The Reds, Pinks & Purples – The Past Is a Garden I Never Fed : 50 nuances de rouges

Nouvelle collection de Glenn Donaldson, roi californien de la pop DIY camouflé derrière cet alias artistique à rallonge, The Past is a Garden I Never Fed propose le meilleur de son auteur : de la pop d’influence anglaise 80’s doucement mélancolique et aérienne

The Reds, Pinks And Purples
Photo courtesy of Glenn Donaldson

Il y a une énigme Glenn Donaldson. Ce Californien du quartier de Richmond, à San Francisco, passé par plusieurs groupes obscurs, trousse depuis plusieurs années de très jolis albums sous le « nom d’artiste » de The Reds, Pinks & Purples », qui n’indique pas un goût pour la simplicité. Pourtant, sa musique l’est bel et bien : de la pop indie vintage, lo-fi sur les bords, avec des structures « basiques » couplet-refrain-couplet, des guitares carillonnantes, une voix aérienne (celle de Donaldson), une teinte de mélancolie et une touche de romantisme, des thèmes évoquant la solitude dans les grandes villes, l’amitié, l’amour et leurs désillusions, ainsi qu’une forme d’amertume ou de circonspection face au cirque rock et indie.

The Past Is a GardenPour ce qui est de l’essentiel – le son –, chez les puristes, le débat peut faire rage sur le genre le plus proche : jangle pop ou twee pop ? Dans tous les cas, la parenté pop anglaise 80s est patente, filtrée par un feeling personnel émotionnel le rapprochant plutôt de ses compatriotes Guided By Voices ou Grandaddy, ou des Australiens des Go-Betweens.

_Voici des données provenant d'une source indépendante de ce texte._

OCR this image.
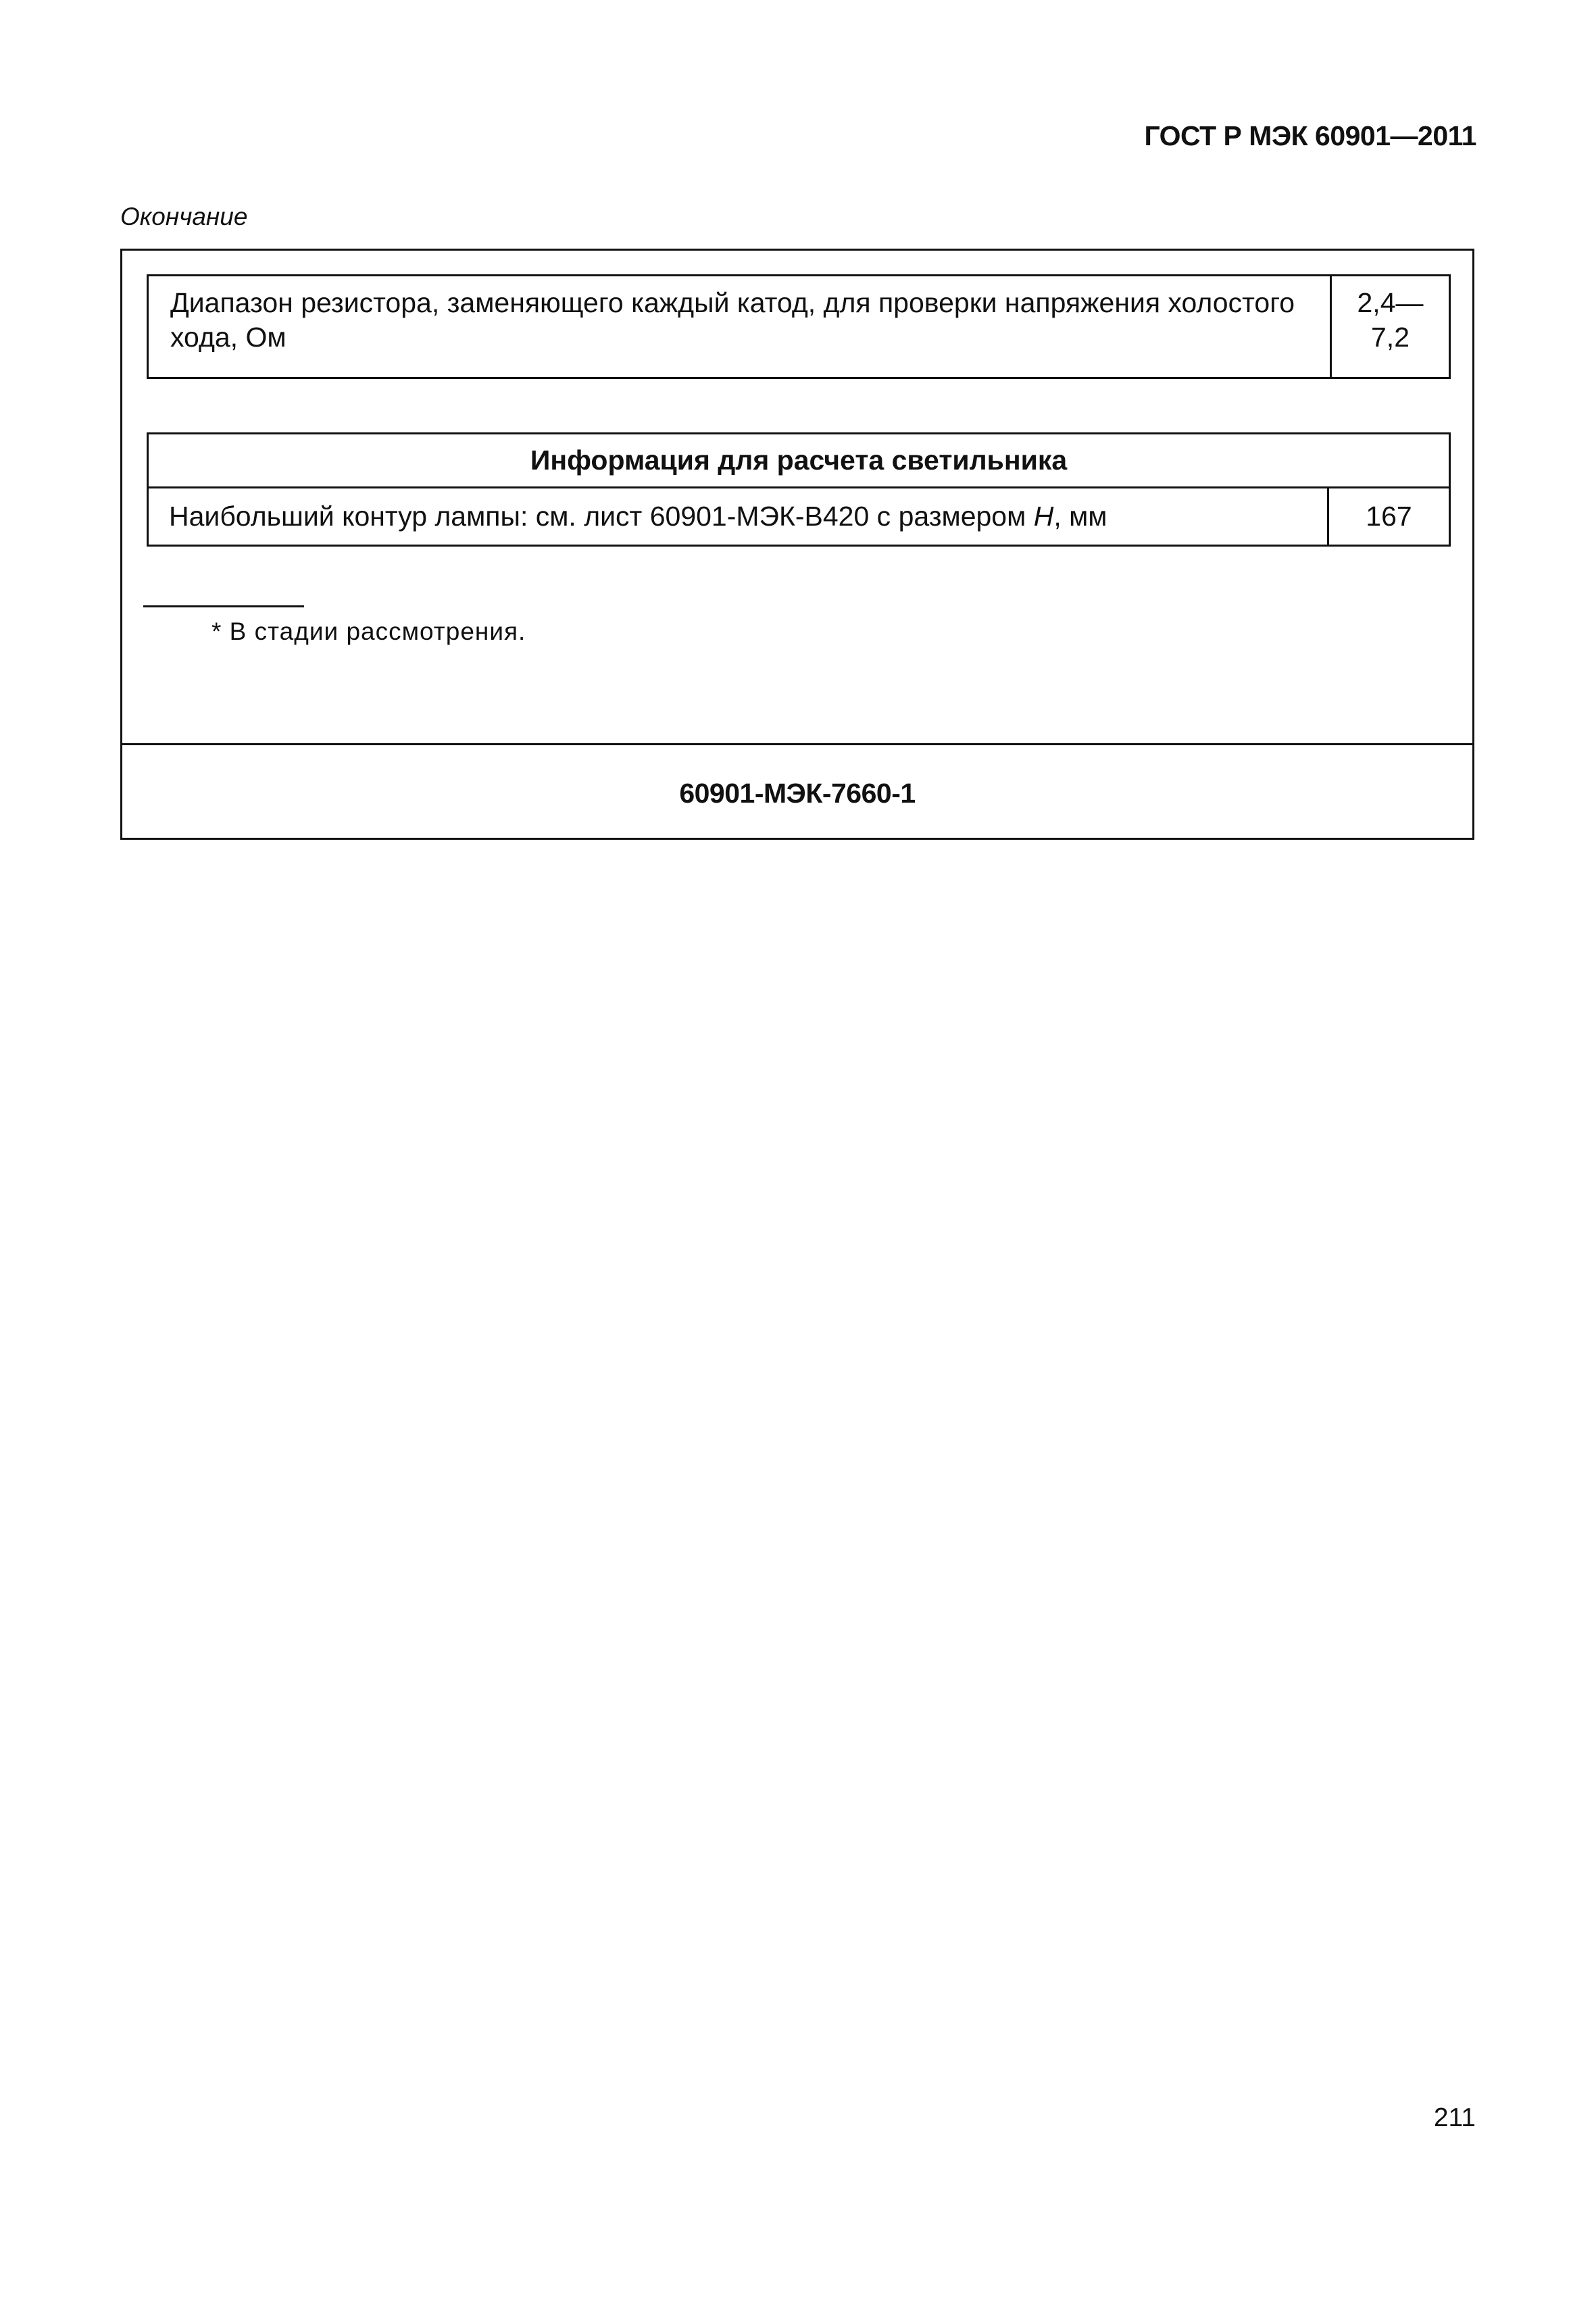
ГОСТ Р МЭК 60901—2011
Окончание
Диапазон резистора, заменяющего каждый катод, для проверки напряжения холостого
хода, Ом	2,4—
7,2
Информация для расчета светильника
Наибольший контур лампы: см. лист 60901-МЭК-В420 с размером H, мм	167
* В стадии рассмотрения.
60901-МЭК-7660-1
211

Voire, en exagérant un peu, de l’Irlandais Neil Hannon (The Divine Comedy), autre démiurge capable de tout faire, tout arranger, tout produire, tout chanter… mais un Neil Hannon tout de même moins ambitieux et lyrique, celui d’avant les grands moyens, celui des tous débuts, et le baroque en moins. Voilà en tout cas pour les références, les astres esthétiques, pas les pires qui soient, qui gravitent autour de Glenn Donaldson. Pour notre part, on soulignera surtout le lien avec la twee pop et le son de Sarah Records, même si, au fond, tout cela étant très proche, le débat peut paraître oiseux.

En tout cas, en 2025, Glenn Donaldson, roi du DIY, affiche une tripotée d’albums ou de gros EP (dans tous les cas, ce n’est jamais très long) en quelques années : The Past Is a Garden I Never Fed serait le treizième depuis 2019, après des années à 3 ou 4 livraisons, si bien que même les fans les plus suiveurs ne pouvaient… suivre. Nouveauté avec cette collection été 2025 : l’auteur-compositeur-interprète-groupe a signé chez Fire Records, et bénéficie ainsi de l’appui d’un label expérimenté et qui, on peut l’espérer, va savoir le canaliser, et le développer (et peut-être même, qui sait, lui conseiller de tourner un peu plus, car il est difficile de se développer en tournant si peu).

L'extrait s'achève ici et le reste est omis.